Die sozialdemokratische Partei stellte mit Jassir Arafat (1996 bis 2004) und Mahmud Abbas (2004 bis 2007) den ersten und zweiten Präsidenten der palästinensischen Autonomiegebiete. Nach den Parlamentswahlen 2006, bei denen die Hamas die Mehrheit errang, kam es jedoch zu einem blutigen Machtkampf. Die Hamas vertrieb die Fatah aus dem Gazastreifen. Sie herrscht seither nur noch im Westjordanland und gilt als zutiefst korrupt.
Palästinensische Gebiete
Der Begriff "Palästinensische Gebiete", oft auch Autonomiegebiete genannt, umfasst das Westjordanland, den Gazastreifen und den arabisch geprägten, 1967 von Israel eroberten und später annektierten Ostteil Jerusalems. Die Palästinenser fordern diese Gebiete für einen unabhängigen Staat. Bislang verfügen sie lediglich über Teilautonomie im Gazastreifen und Westjordanland.
Gazastreifen
Der Küstenstreifen am Mittelmeer ist flächenmässig nur etwas grösser als München, mit 2,2 Millionen Einwohnern aber sehr dicht besiedelt. Ein Grossteil der überwiegend muslimischen Bevölkerung des Gazastreifens haust in Flüchtlingslagern. Die humanitäre Lage ist katastrophal, über die Hälfte der Menschen leben in Armut: Das Bruttoinlandsprodukt pro Kopf betrug 2022 rund 1.300 Dollar - gegenüber 52.000 Dollar in Israel.
Die Arbeitslosigkeit unter Männern lag 2022 bei 39 Prozent, unter Jugendlichen gar bei 74 Prozent. Der Gazastreifen ist mit einer Sperranlage abgeriegelt. Es gibt lediglich drei Übergänge nach Israel. Seit 2007, seit die Hamas dort herrscht, hat Israel seine Blockade des Gazastreifens, die inzwischen von Ägypten mitgetragen wird, verschärft.
Westjordanland
Das Westjordanland, oft auch als West Bank bezeichnet, liegt im Osten des israelischen Kernlandes. Es grenzt im Westen an die Hauptstadt Jerusalem, die heute jedoch mit einer Sperranlage abgetrennt ist. Das Gebiet ist etwas kleiner als der Stadtstaat Hamburg und von rund drei Millionen Menschen bewohnt.
Die Mehrheit sind muslimische Palästinenser, es leben aber auch Juden dort. Die Armutsquote lag 2022 bei 14 Prozent, das Pro-Kopf-Einkommen war mit rund 4.500 Dollar immerhin mehr als dreimal so hoch wie im Gazastreifen. Die Macht im Westjordanland hat die Fatah inne - mangels Neuwahlen jedoch seit Jahren nicht mehr demokratisch legitimiert.

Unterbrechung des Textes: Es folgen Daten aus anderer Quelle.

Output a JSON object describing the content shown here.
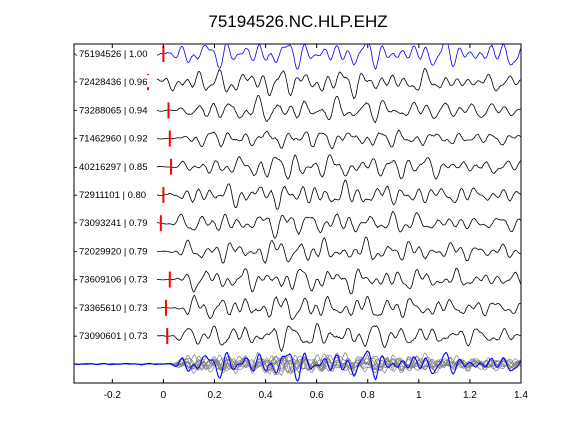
{
  "chart_data": {
    "type": "line",
    "title": "75194526.NC.HLP.EHZ",
    "xlim": [
      -0.35,
      1.4
    ],
    "x_ticks": [
      "-0.2",
      "0",
      "0.2",
      "0.4",
      "0.6",
      "0.8",
      "1",
      "1.2",
      "1.4"
    ],
    "x_tick_values": [
      -0.2,
      0,
      0.2,
      0.4,
      0.6,
      0.8,
      1.0,
      1.2,
      1.4
    ],
    "grid": false,
    "colors": {
      "reference_trace": "#0000ff",
      "trace": "#000000",
      "pick_marker": "#ff0000",
      "stack_trace": "#808080"
    },
    "traces": [
      {
        "label": "75194526 | 1.00",
        "event_id": "75194526",
        "correlation": 1.0,
        "pick_time": 0.0,
        "reference": true
      },
      {
        "label": "72428436 | 0.96",
        "event_id": "72428436",
        "correlation": 0.96,
        "pick_time": -0.06
      },
      {
        "label": "73288065 | 0.94",
        "event_id": "73288065",
        "correlation": 0.94,
        "pick_time": 0.02
      },
      {
        "label": "71462960 | 0.92",
        "event_id": "71462960",
        "correlation": 0.92,
        "pick_time": 0.025
      },
      {
        "label": "40216297 | 0.85",
        "event_id": "40216297",
        "correlation": 0.85,
        "pick_time": 0.03
      },
      {
        "label": "72911101 | 0.80",
        "event_id": "72911101",
        "correlation": 0.8,
        "pick_time": 0.0
      },
      {
        "label": "73093241 | 0.79",
        "event_id": "73093241",
        "correlation": 0.79,
        "pick_time": -0.01
      },
      {
        "label": "72029920 | 0.79",
        "event_id": "72029920",
        "correlation": 0.79,
        "pick_time": null
      },
      {
        "label": "73609106 | 0.73",
        "event_id": "73609106",
        "correlation": 0.73,
        "pick_time": 0.025
      },
      {
        "label": "73365610 | 0.73",
        "event_id": "73365610",
        "correlation": 0.73,
        "pick_time": 0.01
      },
      {
        "label": "73090601 | 0.73",
        "event_id": "73090601",
        "correlation": 0.73,
        "pick_time": 0.015
      }
    ],
    "stack": {
      "reference_color": "#0000ff",
      "overlay_color": "#808080"
    }
  }
}
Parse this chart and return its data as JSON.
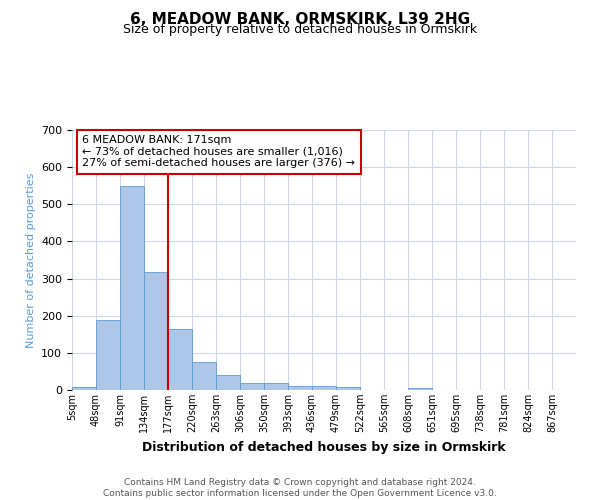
{
  "title": "6, MEADOW BANK, ORMSKIRK, L39 2HG",
  "subtitle": "Size of property relative to detached houses in Ormskirk",
  "xlabel": "Distribution of detached houses by size in Ormskirk",
  "ylabel": "Number of detached properties",
  "footer_line1": "Contains HM Land Registry data © Crown copyright and database right 2024.",
  "footer_line2": "Contains public sector information licensed under the Open Government Licence v3.0.",
  "annotation_line1": "6 MEADOW BANK: 171sqm",
  "annotation_line2": "← 73% of detached houses are smaller (1,016)",
  "annotation_line3": "27% of semi-detached houses are larger (376) →",
  "bar_labels": [
    "5sqm",
    "48sqm",
    "91sqm",
    "134sqm",
    "177sqm",
    "220sqm",
    "263sqm",
    "306sqm",
    "350sqm",
    "393sqm",
    "436sqm",
    "479sqm",
    "522sqm",
    "565sqm",
    "608sqm",
    "651sqm",
    "695sqm",
    "738sqm",
    "781sqm",
    "824sqm",
    "867sqm"
  ],
  "bar_values": [
    8,
    188,
    548,
    318,
    165,
    76,
    40,
    18,
    18,
    11,
    11,
    9,
    0,
    0,
    5,
    0,
    0,
    0,
    0,
    0,
    0
  ],
  "bar_color": "#aec6e8",
  "bar_edge_color": "#5b9bd5",
  "red_line_x": 4.0,
  "ylim": [
    0,
    700
  ],
  "yticks": [
    0,
    100,
    200,
    300,
    400,
    500,
    600,
    700
  ],
  "red_line_color": "#cc0000",
  "annotation_box_color": "#cc0000"
}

Palästinensische Befreiungsorganisation
Die Palästinensische Befreiungsorganisation, kurz PLO (Palestine Liberation Organization) entstand 1964 und ist eine Art Dachverband mehrerer Organisationen in verschiedenen Ländern, die einen unabhängigen Staat Palästina anstreben.

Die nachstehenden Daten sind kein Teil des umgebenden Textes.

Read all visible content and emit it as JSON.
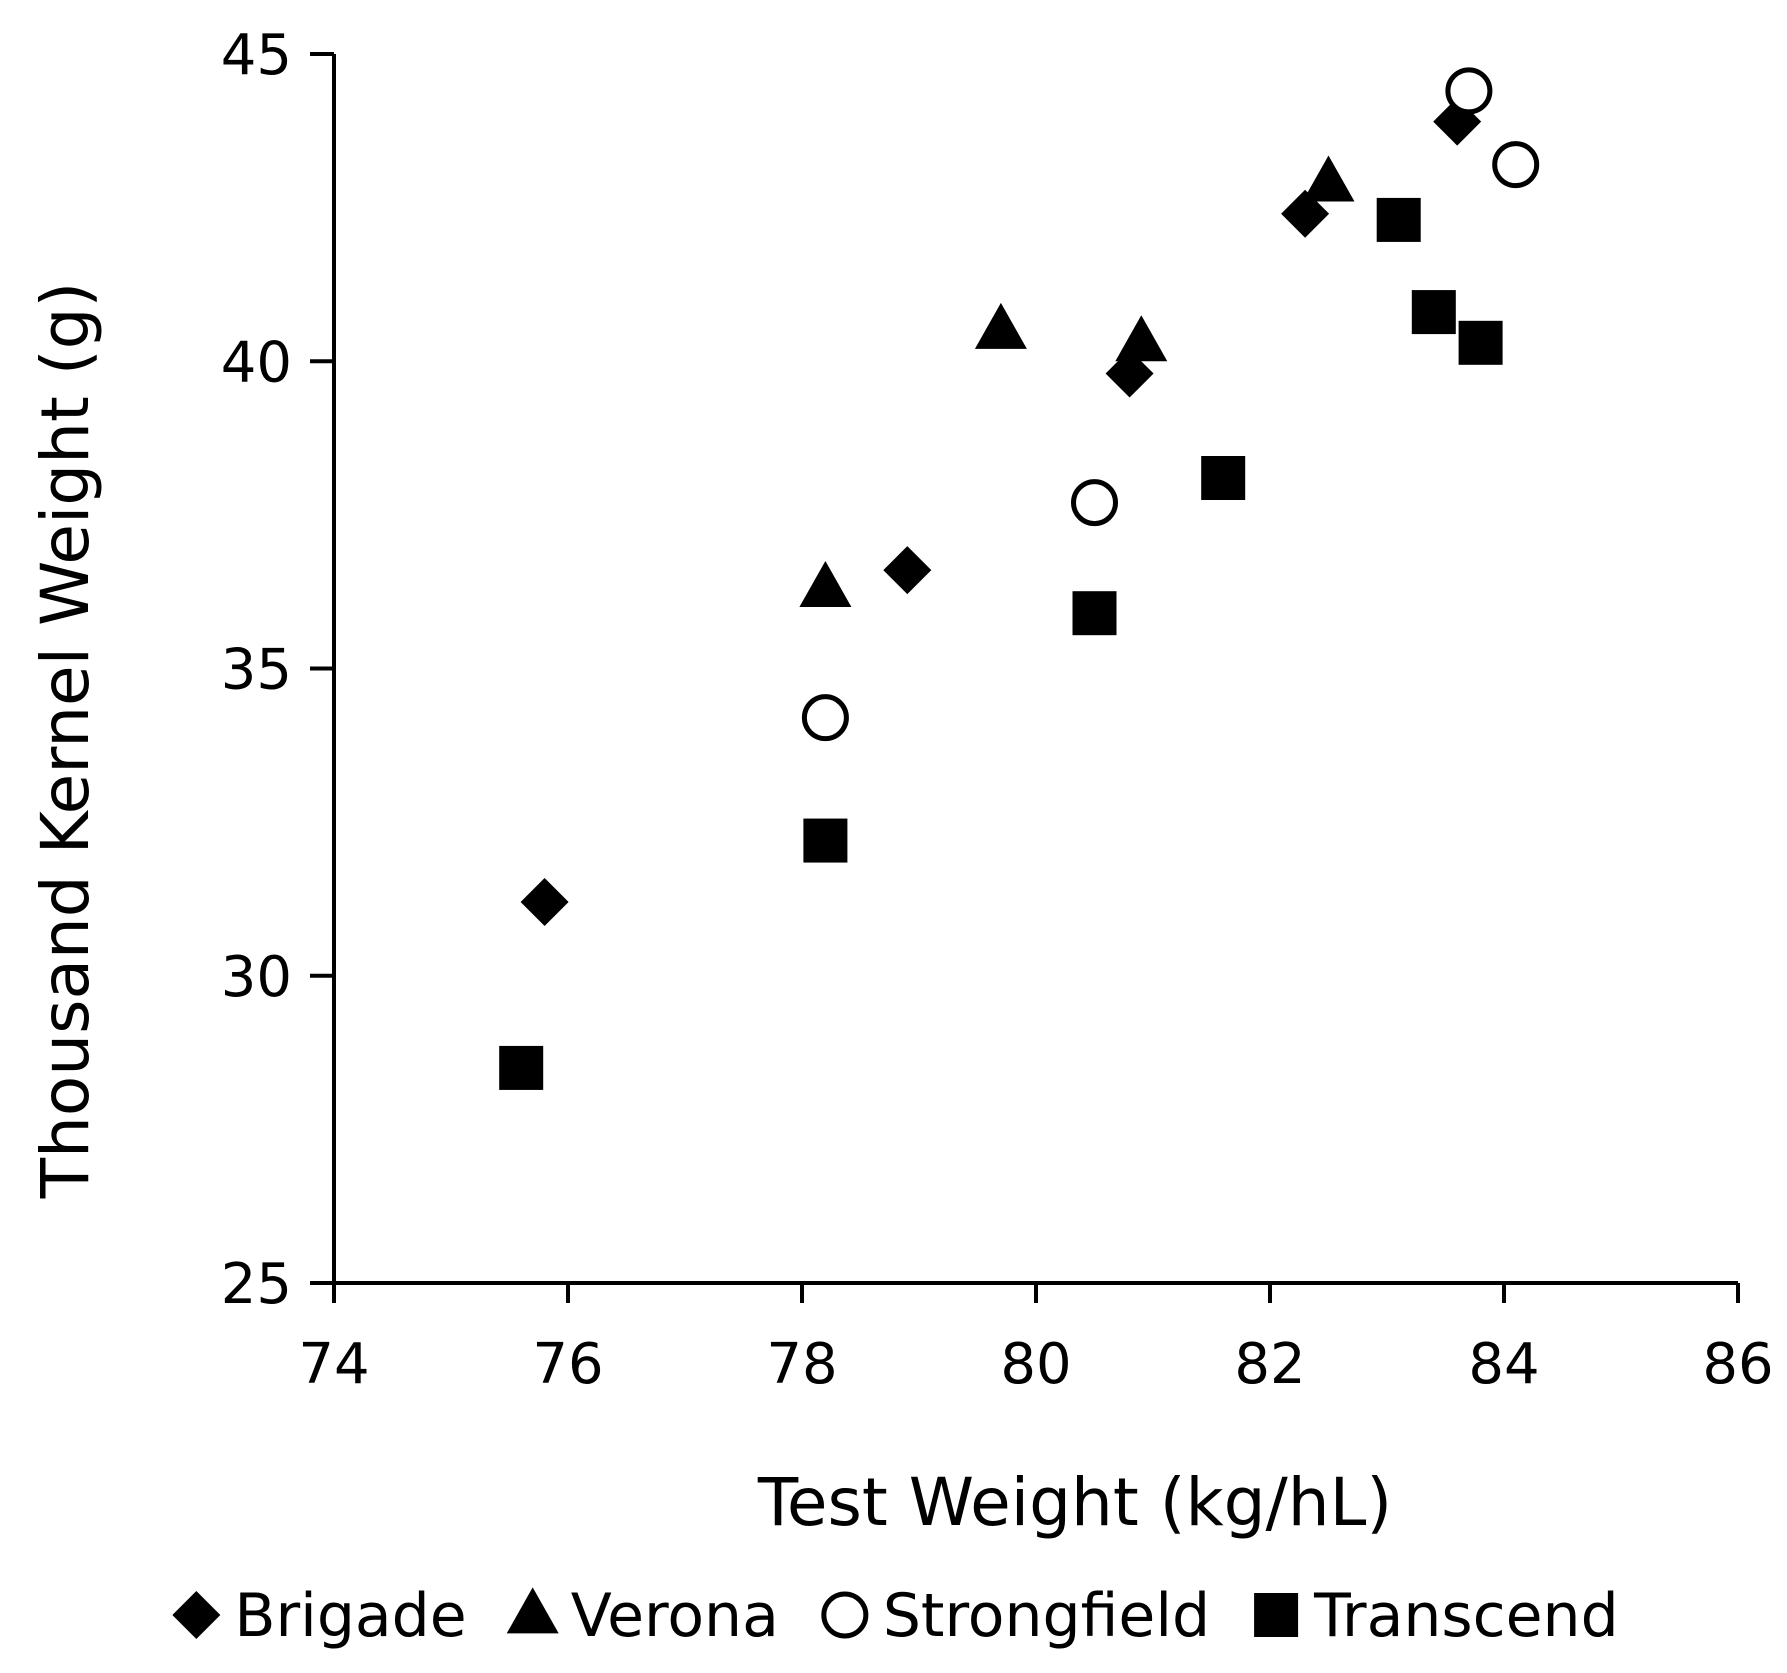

Auch sie verübte in der Vergangenheit Terroranschläge, Entführungen und Geiselnahmen, hat den bewaffneten Kampf jedoch zwischenzeitlich aufgegeben. Stärkste Fraktion der PLO ist die Fatah, ihr Vorsitzender ist Mahmud Abbas.

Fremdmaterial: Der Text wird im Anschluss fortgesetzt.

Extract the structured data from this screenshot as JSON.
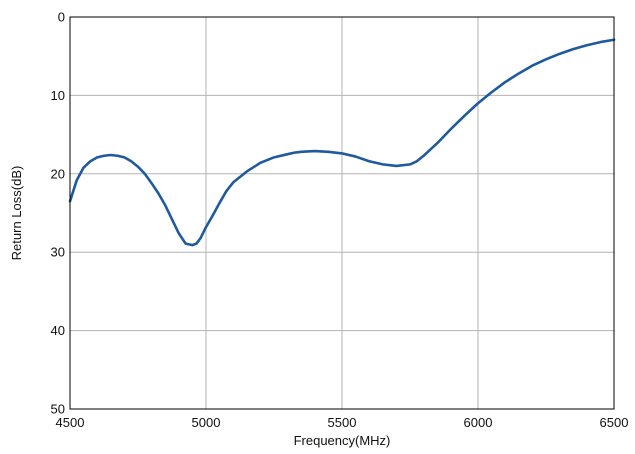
{
  "chart_data": {
    "type": "line",
    "title": "",
    "xlabel": "Frequency(MHz)",
    "ylabel": "Return Loss(dB)",
    "xlim": [
      4500,
      6500
    ],
    "ylim": [
      0,
      50
    ],
    "y_inverted": true,
    "grid": true,
    "x_ticks": [
      4500,
      5000,
      5500,
      6000,
      6500
    ],
    "y_ticks": [
      0,
      10,
      20,
      30,
      40,
      50
    ],
    "x_tick_labels": [
      "4500",
      "5000",
      "5500",
      "6000",
      "6500"
    ],
    "y_tick_labels": [
      "0",
      "10",
      "20",
      "30",
      "40",
      "50"
    ],
    "colors": {
      "line": "#1f5a9e",
      "grid": "#b3b3b3",
      "axis": "#000000"
    },
    "series": [
      {
        "name": "",
        "x": [
          4500,
          4525,
          4550,
          4575,
          4600,
          4625,
          4650,
          4675,
          4700,
          4725,
          4750,
          4775,
          4800,
          4825,
          4850,
          4875,
          4900,
          4925,
          4950,
          4965,
          4980,
          5000,
          5025,
          5050,
          5075,
          5100,
          5150,
          5200,
          5250,
          5300,
          5325,
          5350,
          5400,
          5450,
          5500,
          5550,
          5600,
          5650,
          5700,
          5750,
          5775,
          5800,
          5850,
          5900,
          5950,
          6000,
          6050,
          6100,
          6150,
          6200,
          6250,
          6300,
          6350,
          6400,
          6450,
          6500
        ],
        "y": [
          23.5,
          20.8,
          19.2,
          18.4,
          17.9,
          17.7,
          17.6,
          17.7,
          17.9,
          18.4,
          19.1,
          20.0,
          21.2,
          22.5,
          24.0,
          25.8,
          27.6,
          28.9,
          29.1,
          28.9,
          28.2,
          26.8,
          25.3,
          23.7,
          22.2,
          21.1,
          19.7,
          18.6,
          17.9,
          17.5,
          17.3,
          17.2,
          17.1,
          17.2,
          17.4,
          17.8,
          18.4,
          18.8,
          19.0,
          18.8,
          18.4,
          17.7,
          16.1,
          14.3,
          12.6,
          11.0,
          9.6,
          8.3,
          7.2,
          6.2,
          5.4,
          4.7,
          4.1,
          3.6,
          3.2,
          2.9
        ]
      }
    ]
  }
}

Palästinensische Autonomiebehörde
Die Palästinensische Autonomiebehörde (PA) wurde 1994 gegründet, auf der Basis der Friedensverträge zwischen Israel und der PLO. Sie ist zuständig für grundlegenden Dienstleistungen in den Palästinensergebieten, wie die Versorgung mit Wasser und Strom, das Schulsystem und die Müllabfuhr. Sie gibt aber auch Dokumente wie Pässe, Geburts- und Todesurkunden und Führerscheine heraus. Wichtigster Geldgeber der Palästinenserbehörde ist die Europäische Union.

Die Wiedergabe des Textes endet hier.